Raheem Sterling, "Pemain Rahasia" Liga Primer 2018/19

Analisis

by Dex Glenniza

Dex Glenniza

Your personal football analyst. Contributor at Pandit Football Indonesia, head of content at Box2Box Football, podcaster at Footballieur, writer at Tirto.ID, MSc sport science, BSc architecture, licensed football coach... Who cares anyway! @dexglenniza

Raheem Sterling, "Pemain Rahasia" Liga Primer 2018/19

Raheem Sterling berhasil mencetak 18 gol untuk Manchester City di Liga Primer Inggris musim 2017/18. Kalau hanya melihat gol, ia berada di urutan kelima di bawah Mohamed Salah (32 gol), Harry Kane (30), Sergio Agüero (21), dan Jamie Vardy (20).

Di Fantasy Premier League 2018/19, Sterling memiliki harga £11.0 atau tertinggi ketiga setelah Salah (£13.0) dan Kane (£12.5). Harganya sama dengan Pierre-Emerick Aubameyang, Agüero, dan Romelu Lukaku (top skor urutan keenam dengan 16 gol).

Harga mencerminkan kualitas. Berinvestasi kepada Sterling di awal musim seolah menjadi hal yang berisiko karena Sterling hanya menempati peringkat kelima soal gol, serta peringkat ketiga soal asis (11).

Namun melihat sepakbola dari perspektif FPL, harga Sterling mencerminkan kualitasnya. Musim lalu ia mencatatkan 229 poin, terbanyak kedua dari seluruh pemain di berbagai posisi setelah Salah (303 poin).

Melihat Sterling dari perspektif FPL memudahkan kita menganalisis kualitasnya yang sesungguhnya.

Melihat Kualitas dalam Kuantitas

Bagi sepakbola, gol adalah segalanya. Semua statistik di sepakbola sifatnya membantu; seperti jumlah gol, jumlah tembakan, tembakan ke arah gawang, peluang, asis, dribel sukses, operan sukses, dan lain sebagainya. Semua hal di atas membicarakan kuantitas, bukan kualitas.

Baca selengkapnya: Mengenal Istilah-istilah Statistik di Sepakbola

Jika hanya mau membicarakan angka, begini gambaran gol Raheem Sterling pada 2017/18: Ia mencetak 18 gol (terbanyak kelima) dengan 8 di antaranya dari six yard-box atau kotak kecil di dalam kotak penalti (terbanyak bersama Kane), kemudian 16 di antaranya dari permainan terbuka atau open play (terbanyak ketiga setelah Salah dan Kane), dan tak satupun yang dihasilkan dari sundulan kepala.

Menaruh konteks yang lebih mengikat, kita sebaiknya lihat tembakannya: 18 gol itu ia cetak dari total 87 tembakan (peringkat ketujuh) yang 72-nya dari open play (juga peringkat ketujuh) dan 35 di antaranya on target (peringkat ke-10), sementara 13 dari seluruh tembakannya ia catatkan di six yard-box (terbanyak ketiga setelah Kane dan Gabriel Jesus).

Apa yang bisa simpulkan dari angka-angka di atas?
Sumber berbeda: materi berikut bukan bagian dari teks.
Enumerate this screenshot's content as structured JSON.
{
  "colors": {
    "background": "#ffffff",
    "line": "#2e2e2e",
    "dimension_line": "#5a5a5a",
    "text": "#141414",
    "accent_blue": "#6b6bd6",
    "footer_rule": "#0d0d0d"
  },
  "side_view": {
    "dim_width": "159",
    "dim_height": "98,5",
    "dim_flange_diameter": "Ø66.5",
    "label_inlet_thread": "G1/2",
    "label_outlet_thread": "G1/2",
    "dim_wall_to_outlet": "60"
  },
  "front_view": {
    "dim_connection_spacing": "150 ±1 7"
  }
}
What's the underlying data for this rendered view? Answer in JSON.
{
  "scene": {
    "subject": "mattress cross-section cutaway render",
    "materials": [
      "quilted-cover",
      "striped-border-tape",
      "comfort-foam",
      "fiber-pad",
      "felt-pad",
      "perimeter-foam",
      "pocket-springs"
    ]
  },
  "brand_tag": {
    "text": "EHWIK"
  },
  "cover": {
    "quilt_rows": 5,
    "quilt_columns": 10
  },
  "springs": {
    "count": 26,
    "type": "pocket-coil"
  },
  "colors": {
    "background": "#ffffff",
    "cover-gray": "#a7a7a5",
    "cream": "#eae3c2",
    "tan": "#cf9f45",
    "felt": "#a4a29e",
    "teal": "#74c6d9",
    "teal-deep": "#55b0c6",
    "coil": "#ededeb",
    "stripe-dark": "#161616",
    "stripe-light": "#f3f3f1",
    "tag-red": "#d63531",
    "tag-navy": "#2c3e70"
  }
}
Tidak banyak, tentu. Apalagi statistik juga sering menjebak.

Akan tetapi melihat angka saja, itu menunjukkan jika Sterling pandai mencari ruang di dalam kotak penalti untuk menciptakan peluang. Six yard-box bahkan lebih dalam lagi dari sekadar kotak penalti. Oleh karena itu kalimat “six yard-box” adalah kuncinya di sini (6 yar = 5,48 meter).

Tapi masalahnya, menciptakan peluang tidak sama dengan menyelesaikan peluang tersebut sebaik-baiknya.
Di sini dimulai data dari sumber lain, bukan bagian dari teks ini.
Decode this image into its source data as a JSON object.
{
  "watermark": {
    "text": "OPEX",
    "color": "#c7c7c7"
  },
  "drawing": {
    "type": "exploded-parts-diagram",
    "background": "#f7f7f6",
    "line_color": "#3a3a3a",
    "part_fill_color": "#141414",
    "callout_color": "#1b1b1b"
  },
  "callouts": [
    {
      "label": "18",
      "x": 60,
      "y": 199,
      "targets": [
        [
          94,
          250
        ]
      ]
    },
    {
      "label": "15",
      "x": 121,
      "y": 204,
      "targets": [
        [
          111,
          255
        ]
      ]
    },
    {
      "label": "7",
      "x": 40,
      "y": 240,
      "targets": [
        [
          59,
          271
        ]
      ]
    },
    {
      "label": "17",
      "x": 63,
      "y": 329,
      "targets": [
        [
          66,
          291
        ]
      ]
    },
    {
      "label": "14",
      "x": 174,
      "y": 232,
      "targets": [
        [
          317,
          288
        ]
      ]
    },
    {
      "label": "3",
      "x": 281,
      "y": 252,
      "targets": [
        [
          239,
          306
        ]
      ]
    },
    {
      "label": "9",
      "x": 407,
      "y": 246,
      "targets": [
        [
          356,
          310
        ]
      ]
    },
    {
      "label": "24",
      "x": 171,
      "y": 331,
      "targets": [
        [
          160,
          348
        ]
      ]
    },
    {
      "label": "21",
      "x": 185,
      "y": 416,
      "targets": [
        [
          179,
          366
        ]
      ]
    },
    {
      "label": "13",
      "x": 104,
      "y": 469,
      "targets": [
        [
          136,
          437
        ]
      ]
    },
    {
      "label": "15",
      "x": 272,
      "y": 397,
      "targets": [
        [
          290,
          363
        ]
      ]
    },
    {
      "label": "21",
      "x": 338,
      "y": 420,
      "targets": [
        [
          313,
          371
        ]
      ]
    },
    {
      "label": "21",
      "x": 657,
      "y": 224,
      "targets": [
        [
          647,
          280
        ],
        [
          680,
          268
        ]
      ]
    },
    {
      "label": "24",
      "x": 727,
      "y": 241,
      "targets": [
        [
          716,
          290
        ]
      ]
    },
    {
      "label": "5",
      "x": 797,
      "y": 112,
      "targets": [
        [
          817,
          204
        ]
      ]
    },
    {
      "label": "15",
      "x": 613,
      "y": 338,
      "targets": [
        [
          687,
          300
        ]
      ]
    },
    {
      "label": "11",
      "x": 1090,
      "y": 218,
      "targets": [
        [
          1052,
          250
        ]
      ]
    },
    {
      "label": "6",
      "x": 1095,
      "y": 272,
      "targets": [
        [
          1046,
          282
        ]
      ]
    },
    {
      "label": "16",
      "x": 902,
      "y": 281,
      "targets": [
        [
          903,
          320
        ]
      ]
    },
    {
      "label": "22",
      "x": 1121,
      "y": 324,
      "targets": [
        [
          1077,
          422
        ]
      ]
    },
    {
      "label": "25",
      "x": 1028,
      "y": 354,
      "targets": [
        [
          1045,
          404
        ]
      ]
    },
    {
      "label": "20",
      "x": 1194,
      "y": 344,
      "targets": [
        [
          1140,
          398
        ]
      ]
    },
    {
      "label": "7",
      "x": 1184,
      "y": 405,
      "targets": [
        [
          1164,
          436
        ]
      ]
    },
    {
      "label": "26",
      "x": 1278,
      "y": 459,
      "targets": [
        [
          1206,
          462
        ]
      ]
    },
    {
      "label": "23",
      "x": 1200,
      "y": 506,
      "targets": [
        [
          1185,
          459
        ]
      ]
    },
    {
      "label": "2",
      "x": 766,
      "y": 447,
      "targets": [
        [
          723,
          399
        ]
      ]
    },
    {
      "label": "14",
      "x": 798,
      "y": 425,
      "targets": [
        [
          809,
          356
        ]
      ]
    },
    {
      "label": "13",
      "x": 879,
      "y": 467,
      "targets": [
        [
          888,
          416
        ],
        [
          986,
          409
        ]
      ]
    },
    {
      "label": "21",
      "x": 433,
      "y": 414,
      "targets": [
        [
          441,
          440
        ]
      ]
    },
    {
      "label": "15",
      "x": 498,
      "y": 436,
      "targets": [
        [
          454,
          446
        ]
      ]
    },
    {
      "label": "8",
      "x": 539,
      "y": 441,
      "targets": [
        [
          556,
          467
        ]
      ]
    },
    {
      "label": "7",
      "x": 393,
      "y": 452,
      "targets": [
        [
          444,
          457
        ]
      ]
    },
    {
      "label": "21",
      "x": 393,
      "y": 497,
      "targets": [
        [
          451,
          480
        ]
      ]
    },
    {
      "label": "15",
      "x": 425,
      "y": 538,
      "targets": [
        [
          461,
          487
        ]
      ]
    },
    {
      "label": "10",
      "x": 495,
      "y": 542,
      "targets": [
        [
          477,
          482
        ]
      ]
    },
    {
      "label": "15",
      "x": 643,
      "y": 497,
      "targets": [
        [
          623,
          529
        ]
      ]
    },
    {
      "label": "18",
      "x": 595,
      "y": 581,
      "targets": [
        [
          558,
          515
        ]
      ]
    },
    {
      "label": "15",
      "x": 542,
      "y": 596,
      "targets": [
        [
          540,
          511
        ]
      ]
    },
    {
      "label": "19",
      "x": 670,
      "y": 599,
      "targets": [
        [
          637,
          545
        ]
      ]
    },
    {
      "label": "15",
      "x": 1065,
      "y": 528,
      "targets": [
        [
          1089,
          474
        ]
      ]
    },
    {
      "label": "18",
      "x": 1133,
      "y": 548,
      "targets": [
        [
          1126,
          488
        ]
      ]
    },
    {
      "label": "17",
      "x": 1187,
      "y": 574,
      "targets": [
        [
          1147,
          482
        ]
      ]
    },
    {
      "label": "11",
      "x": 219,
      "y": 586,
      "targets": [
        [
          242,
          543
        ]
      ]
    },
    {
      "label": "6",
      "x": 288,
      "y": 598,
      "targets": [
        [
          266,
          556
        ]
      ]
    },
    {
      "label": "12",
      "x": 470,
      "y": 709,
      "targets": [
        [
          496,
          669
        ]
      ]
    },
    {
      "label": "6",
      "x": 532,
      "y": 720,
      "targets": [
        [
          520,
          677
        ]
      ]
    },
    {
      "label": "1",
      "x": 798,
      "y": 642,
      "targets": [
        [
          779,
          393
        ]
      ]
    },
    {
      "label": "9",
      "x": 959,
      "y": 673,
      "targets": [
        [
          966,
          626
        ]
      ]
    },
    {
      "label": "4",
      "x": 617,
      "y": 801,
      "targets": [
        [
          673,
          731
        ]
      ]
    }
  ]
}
Begini analoginya. Seorang laki-laki yang berhasil jadian 10 kali terkesan hebat, padahal ia mungkin menembak perempuan sebanyak 1000 kali; artinya tembakannya ngasal semua dan yang jadi pun bisa disimpulkan hoki semata. Beda dengan seorang laki-laki yang hanya jadian dua kali tapi dari usaha menembak tiga kali.

Di sepakbola, banyak menembak saja tak membuat pemain lantas bisa mencetak banyak gol. Di musim yang sama, Richarlison bermain dalam seluruh pertandingan Watford dan mencatatkan 76 tembakan (terbanyak keempat), tapi ia hanya berhasil mencetak lima gol sepanjang musim.
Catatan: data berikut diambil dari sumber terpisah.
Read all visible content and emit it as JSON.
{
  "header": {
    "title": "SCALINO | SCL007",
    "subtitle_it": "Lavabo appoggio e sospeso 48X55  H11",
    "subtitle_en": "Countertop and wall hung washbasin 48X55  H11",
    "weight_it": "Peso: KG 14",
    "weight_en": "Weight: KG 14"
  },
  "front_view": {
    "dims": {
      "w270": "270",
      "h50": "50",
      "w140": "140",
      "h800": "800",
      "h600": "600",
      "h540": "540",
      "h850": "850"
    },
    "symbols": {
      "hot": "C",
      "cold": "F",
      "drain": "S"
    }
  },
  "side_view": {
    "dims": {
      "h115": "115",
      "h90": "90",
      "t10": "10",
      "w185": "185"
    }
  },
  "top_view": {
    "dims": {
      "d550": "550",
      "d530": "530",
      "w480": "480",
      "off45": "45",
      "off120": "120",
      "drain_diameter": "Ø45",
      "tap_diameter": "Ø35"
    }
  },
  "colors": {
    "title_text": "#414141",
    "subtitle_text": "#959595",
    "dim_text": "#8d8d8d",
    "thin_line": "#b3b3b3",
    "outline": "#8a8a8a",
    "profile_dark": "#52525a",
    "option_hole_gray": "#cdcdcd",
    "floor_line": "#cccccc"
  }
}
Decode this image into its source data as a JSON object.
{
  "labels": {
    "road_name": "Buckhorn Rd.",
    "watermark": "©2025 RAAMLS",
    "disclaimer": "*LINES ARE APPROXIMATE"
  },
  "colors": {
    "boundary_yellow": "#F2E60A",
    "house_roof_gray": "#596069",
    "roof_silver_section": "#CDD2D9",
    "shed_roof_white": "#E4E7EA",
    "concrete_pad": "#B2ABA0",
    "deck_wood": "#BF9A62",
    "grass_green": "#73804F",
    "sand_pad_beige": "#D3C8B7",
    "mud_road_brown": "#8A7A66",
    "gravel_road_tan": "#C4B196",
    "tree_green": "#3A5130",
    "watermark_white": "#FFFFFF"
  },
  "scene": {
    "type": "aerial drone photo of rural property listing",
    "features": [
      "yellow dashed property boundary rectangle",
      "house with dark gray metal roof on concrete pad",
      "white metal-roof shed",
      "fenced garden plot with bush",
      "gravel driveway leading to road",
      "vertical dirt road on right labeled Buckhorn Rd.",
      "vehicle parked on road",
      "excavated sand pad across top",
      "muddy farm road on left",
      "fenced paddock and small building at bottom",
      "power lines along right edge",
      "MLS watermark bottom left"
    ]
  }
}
Begitu juga Christian Eriksen yang menembak dari luar kotak penalti sebanyak 62 kali (terbanyak kedua) tapi hanya berhasil menghasilkan dua biji gol dari luar kotak penalti untuk Tottenham Hotspur.

Di era sepakbola yang semakin modern, ada istilah expected goal (xG) yang diperkenalkan oleh Sam Green pada 2012. Statistik ini diciptakan untuk menaruh konteks kualitas terhadap kuantitas.

Variabel yang dilihat xG antara lain adalah lokasi, sudut, dan jarak tembakan; menggunakan kaki atau sundulan; dan faktor-faktor potensial lainnya. Statistik xG bahkan sudah dipakai di Match of the Day. Intinya semua tembakan, semua peluang, memiliki nilai berbeda, tergantung probabilitasnya.

Contohnya, peluang Dennis van Duinen seperti di bawah ini memiliki kemungkinan gol sangat besar (90% menurut Stratabet) karena ia hanya tinggal berhadapan dengan gawang yang kosong, tanpa kiper.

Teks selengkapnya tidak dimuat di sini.